Professionalism and friendliness are not mutually exclusive concepts in an automotive service facility.
Experience shows that with practice and patience, capable service personnel can make these traits coexist peacefully.
This issue came up during a conversation with Jimmy, an independent tire dealer in a small Louisiana town. Jimmy explained that building a new facility on the town's busiest street became a mixed blessing.
On the one hand, folks couldn't miss his dealership in its new, high-visibility location. On the other hand, its service bays facing the street became an unintentional magnet for both motorists and neighbors.
The opening of a well-known, drive-in hamburger operation directly across the street became an additional mixed blessing. Patrons eating burgers in their cars couldn't help but observe Jimmy's new outlet across the street. Before he knew it, people were wandering over to his service bays just to satisfy their curiosity.
To make matters worse, the appeal of his bays has been attracting real customers who ought to be going to the service desk first. The net result is too many interruptions for everyone in the service department. Whether they're true customers with car concerns or common curiosity-seekers, they're hampering productivity and possibly getting in harm's way.
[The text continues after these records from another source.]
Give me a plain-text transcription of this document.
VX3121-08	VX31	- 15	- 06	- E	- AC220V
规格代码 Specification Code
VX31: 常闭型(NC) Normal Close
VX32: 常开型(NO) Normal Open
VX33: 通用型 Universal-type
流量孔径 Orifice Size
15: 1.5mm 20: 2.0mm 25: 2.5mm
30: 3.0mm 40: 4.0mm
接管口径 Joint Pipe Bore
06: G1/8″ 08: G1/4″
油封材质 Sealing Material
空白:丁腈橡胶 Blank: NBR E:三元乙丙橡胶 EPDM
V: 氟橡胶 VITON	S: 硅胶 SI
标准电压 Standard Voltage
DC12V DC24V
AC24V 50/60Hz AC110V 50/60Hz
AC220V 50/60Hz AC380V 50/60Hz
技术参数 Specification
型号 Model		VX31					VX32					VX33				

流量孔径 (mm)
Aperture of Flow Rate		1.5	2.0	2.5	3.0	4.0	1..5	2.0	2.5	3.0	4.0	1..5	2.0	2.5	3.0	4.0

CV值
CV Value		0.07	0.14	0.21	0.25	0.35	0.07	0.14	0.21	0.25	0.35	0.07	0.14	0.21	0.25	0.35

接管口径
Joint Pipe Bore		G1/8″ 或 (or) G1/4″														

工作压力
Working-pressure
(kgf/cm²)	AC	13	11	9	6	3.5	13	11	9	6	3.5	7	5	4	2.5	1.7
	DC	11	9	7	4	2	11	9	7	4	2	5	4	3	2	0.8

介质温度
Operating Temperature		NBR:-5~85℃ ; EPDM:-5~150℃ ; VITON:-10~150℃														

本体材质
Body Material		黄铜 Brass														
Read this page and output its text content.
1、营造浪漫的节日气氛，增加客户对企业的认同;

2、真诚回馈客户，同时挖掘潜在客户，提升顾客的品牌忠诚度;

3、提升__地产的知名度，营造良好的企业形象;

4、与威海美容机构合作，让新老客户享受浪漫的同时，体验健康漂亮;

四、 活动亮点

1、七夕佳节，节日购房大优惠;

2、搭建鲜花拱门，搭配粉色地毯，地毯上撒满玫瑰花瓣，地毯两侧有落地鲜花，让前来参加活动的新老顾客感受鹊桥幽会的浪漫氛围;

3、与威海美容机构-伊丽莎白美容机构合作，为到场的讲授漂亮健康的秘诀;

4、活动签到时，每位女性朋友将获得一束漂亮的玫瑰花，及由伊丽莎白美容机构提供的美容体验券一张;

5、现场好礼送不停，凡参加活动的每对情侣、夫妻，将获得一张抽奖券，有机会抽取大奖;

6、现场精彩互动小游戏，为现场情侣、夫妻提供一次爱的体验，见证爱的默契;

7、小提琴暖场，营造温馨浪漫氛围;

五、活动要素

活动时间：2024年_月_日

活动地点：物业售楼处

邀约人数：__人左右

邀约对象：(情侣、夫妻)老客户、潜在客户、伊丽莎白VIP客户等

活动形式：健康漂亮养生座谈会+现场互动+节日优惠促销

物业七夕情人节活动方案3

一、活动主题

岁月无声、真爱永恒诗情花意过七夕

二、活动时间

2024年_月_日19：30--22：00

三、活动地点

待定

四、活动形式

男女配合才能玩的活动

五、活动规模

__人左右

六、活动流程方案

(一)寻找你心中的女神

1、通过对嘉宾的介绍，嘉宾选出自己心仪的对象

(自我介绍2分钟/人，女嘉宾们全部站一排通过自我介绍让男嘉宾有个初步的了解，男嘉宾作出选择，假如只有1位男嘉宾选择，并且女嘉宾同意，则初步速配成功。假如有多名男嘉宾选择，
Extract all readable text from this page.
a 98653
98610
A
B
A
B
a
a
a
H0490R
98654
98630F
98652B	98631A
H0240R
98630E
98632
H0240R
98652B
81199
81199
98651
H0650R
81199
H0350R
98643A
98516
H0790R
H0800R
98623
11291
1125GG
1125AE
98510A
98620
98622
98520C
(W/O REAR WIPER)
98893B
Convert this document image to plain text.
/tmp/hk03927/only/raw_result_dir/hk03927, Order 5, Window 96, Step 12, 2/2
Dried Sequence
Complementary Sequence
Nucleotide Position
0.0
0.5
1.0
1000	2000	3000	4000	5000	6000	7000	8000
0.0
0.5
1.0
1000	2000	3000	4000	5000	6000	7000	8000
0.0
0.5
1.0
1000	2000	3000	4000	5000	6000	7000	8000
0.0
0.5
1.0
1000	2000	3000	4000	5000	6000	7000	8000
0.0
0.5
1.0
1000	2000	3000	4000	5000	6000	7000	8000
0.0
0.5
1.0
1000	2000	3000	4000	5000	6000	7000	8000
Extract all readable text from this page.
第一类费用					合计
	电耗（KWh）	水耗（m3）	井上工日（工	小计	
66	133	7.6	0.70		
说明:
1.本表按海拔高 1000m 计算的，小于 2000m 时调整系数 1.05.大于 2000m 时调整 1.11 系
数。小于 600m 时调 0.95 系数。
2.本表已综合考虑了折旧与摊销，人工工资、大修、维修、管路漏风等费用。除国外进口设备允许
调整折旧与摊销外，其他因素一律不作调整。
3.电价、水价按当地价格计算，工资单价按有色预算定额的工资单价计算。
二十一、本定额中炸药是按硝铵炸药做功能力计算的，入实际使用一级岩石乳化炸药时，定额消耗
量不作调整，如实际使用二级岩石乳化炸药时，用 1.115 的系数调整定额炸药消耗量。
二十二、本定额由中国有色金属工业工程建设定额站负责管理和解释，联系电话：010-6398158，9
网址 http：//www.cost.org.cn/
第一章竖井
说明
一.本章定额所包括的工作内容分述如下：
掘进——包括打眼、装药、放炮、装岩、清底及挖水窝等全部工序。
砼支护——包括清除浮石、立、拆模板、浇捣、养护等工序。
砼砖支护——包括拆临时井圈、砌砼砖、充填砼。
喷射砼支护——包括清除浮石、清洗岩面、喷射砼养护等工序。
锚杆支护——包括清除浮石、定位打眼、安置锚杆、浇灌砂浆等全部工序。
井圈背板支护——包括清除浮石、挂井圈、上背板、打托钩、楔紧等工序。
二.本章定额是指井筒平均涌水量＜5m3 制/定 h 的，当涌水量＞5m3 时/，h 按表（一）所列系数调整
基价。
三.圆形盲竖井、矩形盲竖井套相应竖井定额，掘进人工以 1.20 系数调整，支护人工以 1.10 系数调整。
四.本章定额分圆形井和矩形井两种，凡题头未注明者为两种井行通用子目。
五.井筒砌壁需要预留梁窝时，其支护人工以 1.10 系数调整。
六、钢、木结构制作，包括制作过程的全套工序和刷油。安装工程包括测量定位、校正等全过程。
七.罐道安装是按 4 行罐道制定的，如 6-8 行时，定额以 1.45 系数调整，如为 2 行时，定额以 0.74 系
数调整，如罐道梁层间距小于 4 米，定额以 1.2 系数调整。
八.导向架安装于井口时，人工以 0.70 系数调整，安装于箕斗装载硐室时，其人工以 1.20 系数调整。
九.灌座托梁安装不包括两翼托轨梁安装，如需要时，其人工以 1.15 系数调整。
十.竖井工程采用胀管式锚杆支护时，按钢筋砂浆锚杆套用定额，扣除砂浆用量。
I identified with Jimmy's dilemma immediately. During the heyday of the full-service service station, I remember the hangers-on who used to congregate at two different places I worked. When I started at these stations, I quickly learned that if these fellows weren't hanging out at the local diner, they were holding court in our waiting area or pestering the technicians with questions.
The boss probably tolerated these geezers-mostly retirees or guys on disability-as much as he did because they loved running for parts in emergency situations.
No, these geezers aren't exactly the same as the curiosity-seekers invading Jimmy's place. But they gave me firsthand experience with having unwanted people underfoot.
Another reason I sympathized with Jimmy's situation is that the service stations of my day usually had bays opening toward the street as well as small waiting rooms. For whatever reason, open bays seemed to invite inquiries. Motorists seemed to migrate toward the repair activity instead of going to the guy at the front desk. I hated the interruptions, but I got used to smiling at these people and humoring them to the best of my ability.
What's more, if there's one thing many Americans love to do, it's congregate and gab. Some folks don't need much of an excuse to stop by and see what's new. This tendency is simultaneously endearing and frustrating.
However, common sense and professionalism must prevail here. First of all, bosses should train all service personnel to be unfailingly polite but equally firm. Whenever someone strolls into the service bays, take a moment to say good morning and then steer the person toward the service writer's or service manager's counter as quickly as possible.
It takes tact and persistence to accomplish this, especially when the motorist feels the need to pour out his or her automotive troubles to a guy holding wrenches. I can remember physically escorting some people up to the front because I realized that if they wanted to continue their tale of woe, they had to follow me. Other motorists would respond if I did nothing more than point the way and offer a few words of encouragement.
Undoubtedly, it's a challenge getting a persistent talker to take his tale to the service writer without appearing rude or uncaring. It's doubly challenging when it's someone in the community you already know-someone who's trying to exploit the ``recognition factor.''
The fact remains that service shops run most efficiently when competent service writers do a good job of getting valid vehicle histories and accurate symptom descriptions for the techs. As I have emphasized before, requiring motorists to fill out inquiry forms can save untold time and aggravation for all service personnel.
With minor exceptions, techs work best, make the fewest mistakes and earn the most when they are left alone to ``wrench'' contently out in the bays. Doctors don't allow patients to bypass their receptionists. Follow their example and you'll be much better off.